Somewhere after line 53 or so (where $comment_content is defined), insert the following code.
$ardTS1 = ( isset($_POST['ardTS1']) ) ? trim($_POST['ardTS1']) : 1;
$ardTS2 = ( isset($_POST['ardTS2']) ) ? trim($_POST['ardTS2']) : 2;
$ardTS = $ardTS2 - $ardTS1;
if ( $ardTS < 10000 ) {
// If the difference of the timestamps is not more than 10 seconds, exit
wp_die( __('<strong>ERROR</strong>: This site uses JavaScript validation to reduce comment spam. Either your browser has JavaScript disabled, or the comment was not legitimately submitted.') );
}
That’s it. Not so bad, right?
Final thoughts
One advantage to this method over the old PHP-only method is that even if the core file is replaced and the server-side validation is lost, the client-side validation continues to work, providing some measure of protection. The screen-shot at the beginning of the post shows the number of spam comments submitted to ardamis.com and detected by Akismet each day from the end of January, 2012, to the beginning of March, 2012. The dramatic drop-off around Jan 20 was when I implemented the method described in this post. The flare-up around Feb 20 was when I updated WordPress and forgot to replace the modified core file for about a week.

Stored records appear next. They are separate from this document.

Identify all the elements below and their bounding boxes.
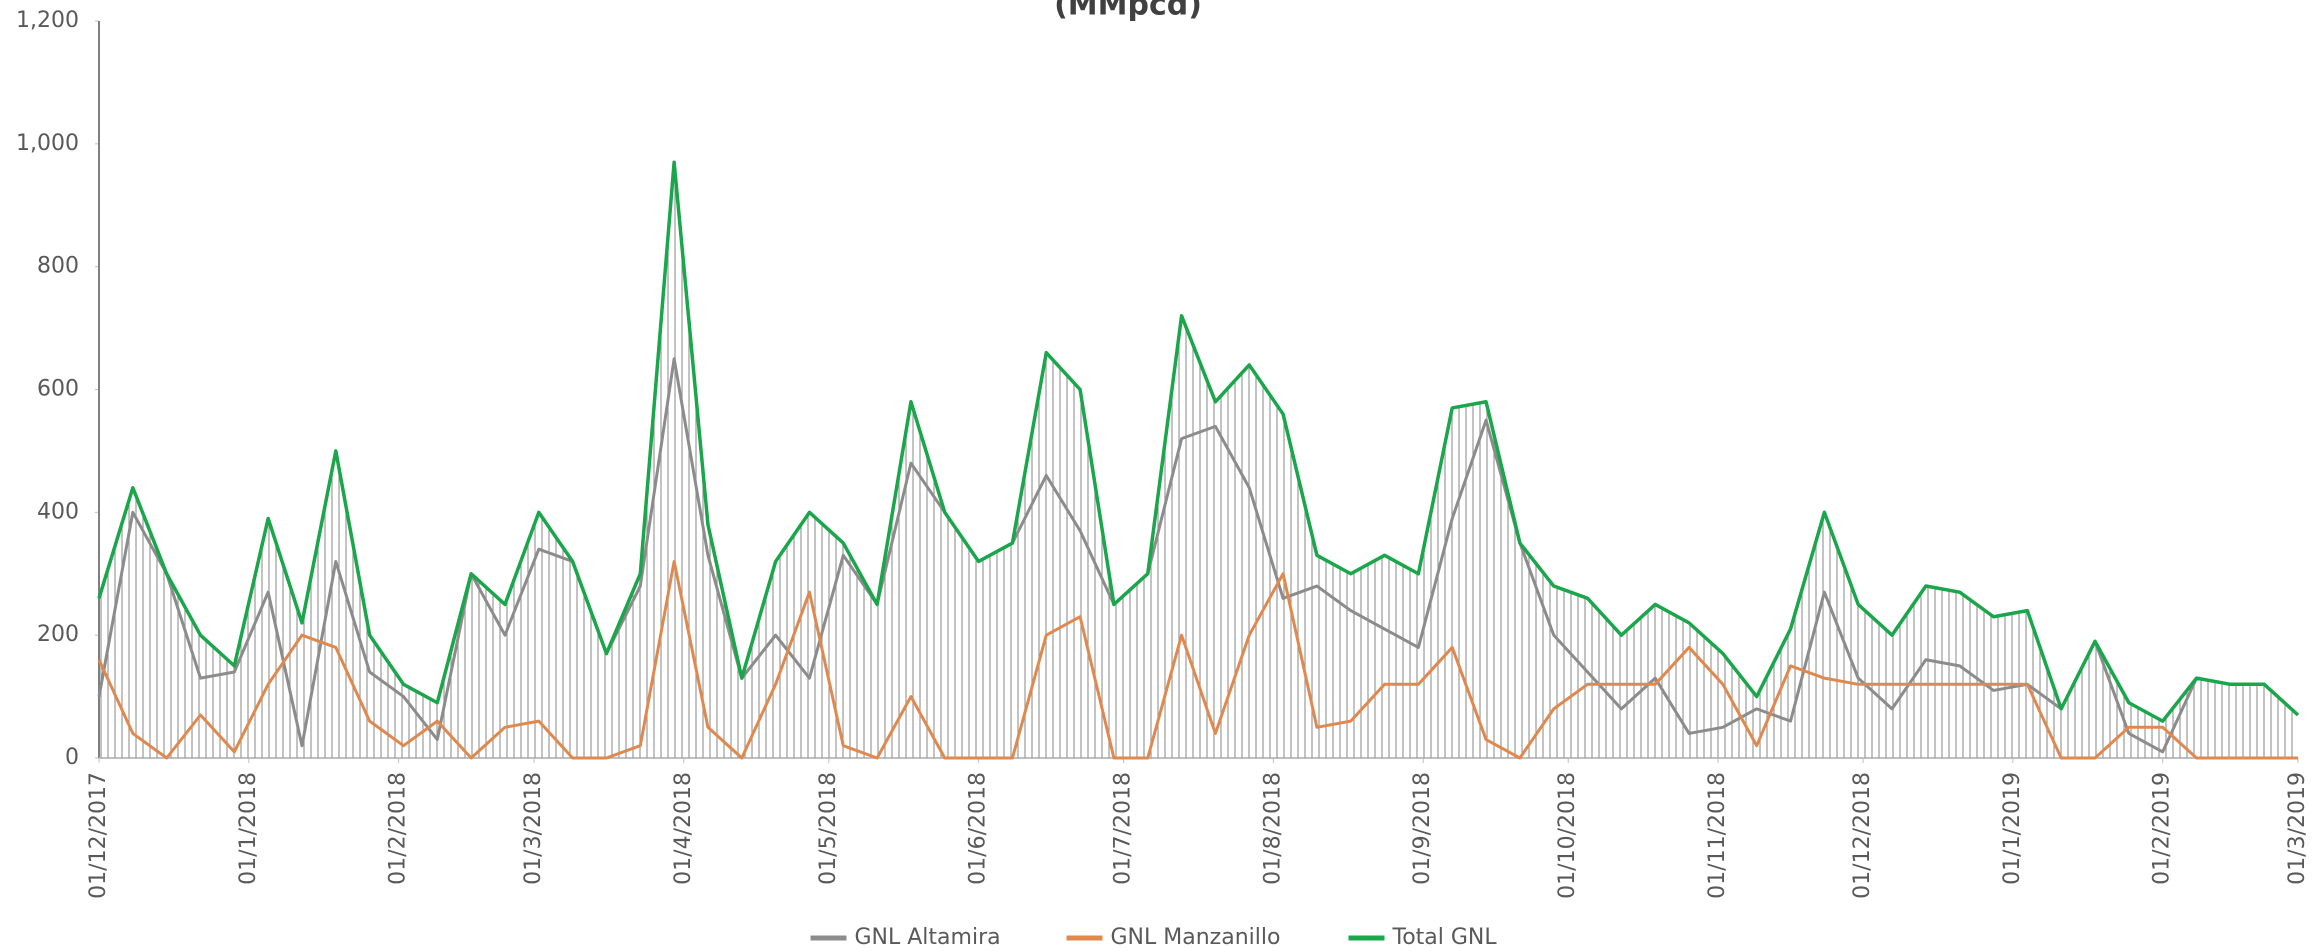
x-tick-label: 01/2/2019 (2150, 772, 2175, 885)
y-tick-label: 0 (65, 745, 79, 770)
x-tick-label: 01/10/2018 (1555, 772, 1580, 899)
x-tick-label: 01/12/2017 (86, 772, 111, 899)
y-tick-label: 800 (37, 254, 79, 279)
legend: GNL Altamira GNL Manzanillo Total GNL (811, 925, 1498, 950)
x-tick-label: 01/3/2019 (2285, 772, 2310, 885)
legend-label: Total GNL (1392, 925, 1498, 950)
y-tick-label: 600 (37, 377, 79, 402)
chart-title: (MMpcd) (1054, 0, 1202, 23)
chart: (MMpcd) 0 200 400 600 800 1,000 1,200 01/12/201… (0, 0, 2313, 951)
x-tick-label: 01/9/2018 (1410, 772, 1435, 885)
x-tick-label: 01/11/2018 (1705, 772, 1730, 899)
x-tick-label: 01/6/2018 (966, 772, 991, 885)
y-tick-label: 1,200 (16, 8, 79, 33)
x-tick-label: 01/3/2018 (521, 772, 546, 885)
y-tick-label: 1,000 (16, 131, 79, 156)
legend-label: GNL Altamira (855, 925, 1001, 950)
legend-label: GNL Manzanillo (1111, 925, 1281, 950)
x-tick-label: 01/4/2018 (671, 772, 696, 885)
x-tick-label: 01/1/2019 (2000, 772, 2025, 885)
x-tick-label: 01/5/2018 (816, 772, 841, 885)
x-tick-label: 01/8/2018 (1260, 772, 1285, 885)
area-hatch (99, 162, 2298, 758)
y-tick-label: 200 (37, 622, 79, 647)
y-tick-label: 400 (37, 499, 79, 524)
x-tick-label: 01/2/2018 (386, 772, 411, 885)
x-tick-label: 01/12/2018 (1850, 772, 1875, 899)
x-tick-label: 01/7/2018 (1111, 772, 1136, 885)
x-tick-label: 01/1/2018 (236, 772, 261, 885)
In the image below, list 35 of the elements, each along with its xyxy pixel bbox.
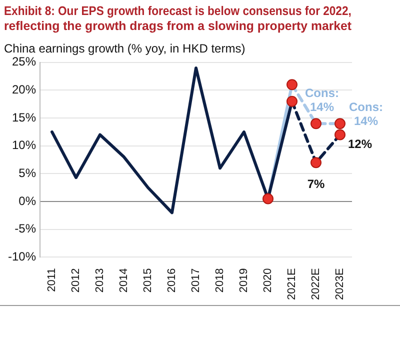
y-tick-label: -10%: [8, 250, 36, 264]
text: Exhibit 8: Our EPS growth forecast is below consensus for 2022,: [4, 3, 352, 18]
x-tick-label: 2015: [142, 268, 154, 293]
annotation: Cons: 14%: [349, 100, 383, 128]
y-axis-title: China earnings growth (% yoy, in HKD terms): [4, 42, 246, 56]
x-tick-label: 2016: [166, 268, 178, 293]
x-tick-label: 2023E: [334, 268, 346, 300]
point: [262, 193, 274, 204]
annotation: 7%: [307, 176, 326, 191]
x-tick-label: 2018: [214, 268, 226, 293]
y-tick-label: -5%: [14, 222, 36, 236]
point: [334, 129, 346, 140]
x-tick-label: 2019: [238, 268, 250, 293]
text: reflecting the growth drags from a slowing property market: [4, 18, 352, 33]
point: [310, 118, 322, 130]
x-tick-label: 2014: [118, 268, 130, 293]
x-tick-label: 2012: [70, 268, 82, 293]
y-tick-label: 15%: [12, 110, 36, 124]
point: [334, 118, 346, 130]
y-tick-label: 20%: [12, 82, 36, 97]
y-tick-label: 25%: [12, 54, 36, 69]
point: [286, 96, 298, 107]
x-tick-label: 2020: [262, 268, 274, 293]
point: [286, 79, 298, 90]
x-tick-label: 2013: [94, 268, 106, 293]
x-tick-label: 2017: [190, 268, 202, 293]
annotation: Cons: 14%: [305, 86, 339, 114]
point: [310, 157, 322, 168]
x-tick-label: 2021E: [286, 268, 298, 300]
y-tick-label: 10%: [12, 138, 36, 152]
x-tick-label: 2022E: [310, 268, 322, 300]
x-tick-label: 2011: [46, 268, 58, 292]
y-tick-label: 0%: [18, 194, 36, 208]
annotation: 12%: [348, 137, 372, 152]
y-tick-label: 5%: [18, 166, 36, 180]
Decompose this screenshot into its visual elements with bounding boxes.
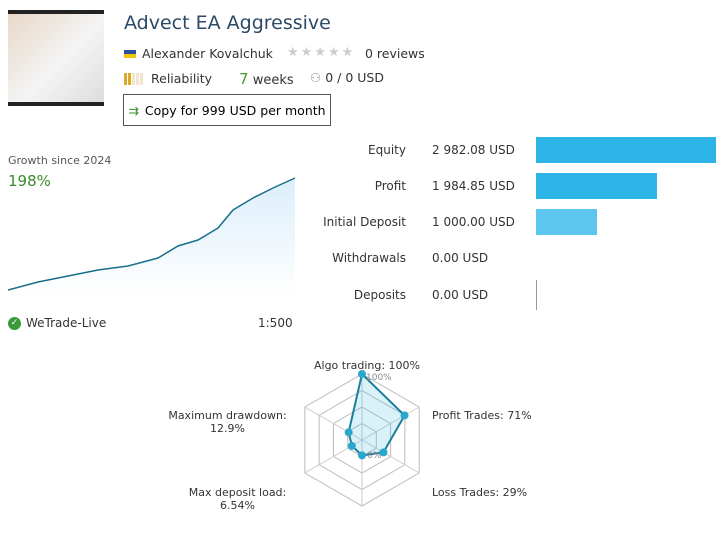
reliability: Reliability <box>124 71 212 86</box>
stat-label: Withdrawals <box>332 251 406 265</box>
reliability-label: Reliability <box>151 71 213 86</box>
radar-label-max-drawdown: Maximum drawdown: 12.9% <box>168 409 287 435</box>
stat-label: Initial Deposit <box>323 215 406 229</box>
users-icon: ⚇ <box>310 70 322 85</box>
growth-value: 198% <box>8 172 51 190</box>
stat-label: Profit <box>374 179 406 193</box>
stat-bar <box>536 137 716 163</box>
weeks: 7 weeks <box>239 70 294 88</box>
broker[interactable]: ✓ WeTrade-Live <box>8 316 106 330</box>
stat-value: 1 000.00 USD <box>432 215 515 229</box>
copy-icon: ⇉ <box>128 102 139 118</box>
reviews-link[interactable]: 0 reviews <box>365 46 425 61</box>
flag-icon <box>124 49 136 58</box>
radar-point <box>358 451 366 460</box>
stat-value: 0.00 USD <box>432 251 489 265</box>
weeks-label: weeks <box>252 73 294 88</box>
subscribers: ⚇ 0 / 0 USD <box>310 70 384 85</box>
rating-stars: ★★★★★ <box>287 45 356 60</box>
stat-label: Deposits <box>353 288 406 302</box>
stat-value: 1 984.85 USD <box>432 179 515 193</box>
radar-label-profit-trades: Profit Trades: 71% <box>432 409 532 422</box>
radar-point <box>400 411 409 420</box>
author[interactable]: Alexander Kovalchuk <box>124 46 273 61</box>
leverage: 1:500 <box>258 316 293 330</box>
growth-line <box>8 177 296 291</box>
radar-area <box>347 372 406 457</box>
author-name[interactable]: Alexander Kovalchuk <box>142 46 273 61</box>
radar-point <box>344 428 353 437</box>
reliability-bar <box>124 72 143 85</box>
weeks-number: 7 <box>239 70 249 88</box>
radar-label-algo: Algo trading: 100% <box>313 359 420 372</box>
signal-avatar <box>8 10 104 106</box>
growth-area <box>8 178 295 295</box>
bar-axis <box>536 280 537 310</box>
stat-label: Equity <box>368 143 406 157</box>
radar-scale-min: 0% <box>367 451 382 461</box>
verified-check-icon: ✓ <box>8 316 21 330</box>
radar-label-loss-trades: Loss Trades: 29% <box>432 486 528 499</box>
copy-signal-button[interactable]: ⇉ Copy for 999 USD per month <box>123 94 331 126</box>
radar-axis <box>304 406 363 441</box>
copy-label: Copy for 999 USD per month <box>144 102 326 118</box>
stat-bar <box>536 173 657 199</box>
subscribers-value: 0 / 0 USD <box>325 70 384 85</box>
stat-value: 2 982.08 USD <box>432 143 515 157</box>
stat-value: 0.00 USD <box>432 288 489 302</box>
radar-point <box>379 448 388 457</box>
growth-label: Growth since 2024 <box>8 154 112 167</box>
radar-label-max-load: Max deposit load: 6.54% <box>188 486 287 512</box>
broker-name[interactable]: WeTrade-Live <box>26 316 107 330</box>
radar-axis <box>361 439 420 474</box>
signal-title[interactable]: Advect EA Aggressive <box>124 12 331 34</box>
radar-point <box>358 370 366 378</box>
stat-bar <box>536 209 598 235</box>
radar-axis <box>361 406 420 441</box>
radar-scale-max: 100% <box>366 373 392 383</box>
radar-point <box>347 441 356 450</box>
growth-chart <box>8 177 296 295</box>
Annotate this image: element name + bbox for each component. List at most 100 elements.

Now, for a little extra protection, you can rename the wp-comments-post.php file and change the path in the comment form’s action attribute. I’ve posted logs showing that some bots just try to post spam directly to the wp-comments-post.php file, so renaming that file is an easy way to cut down on spam. Just remember to come back and delete the wp-comments-post.php file each time you update WordPress.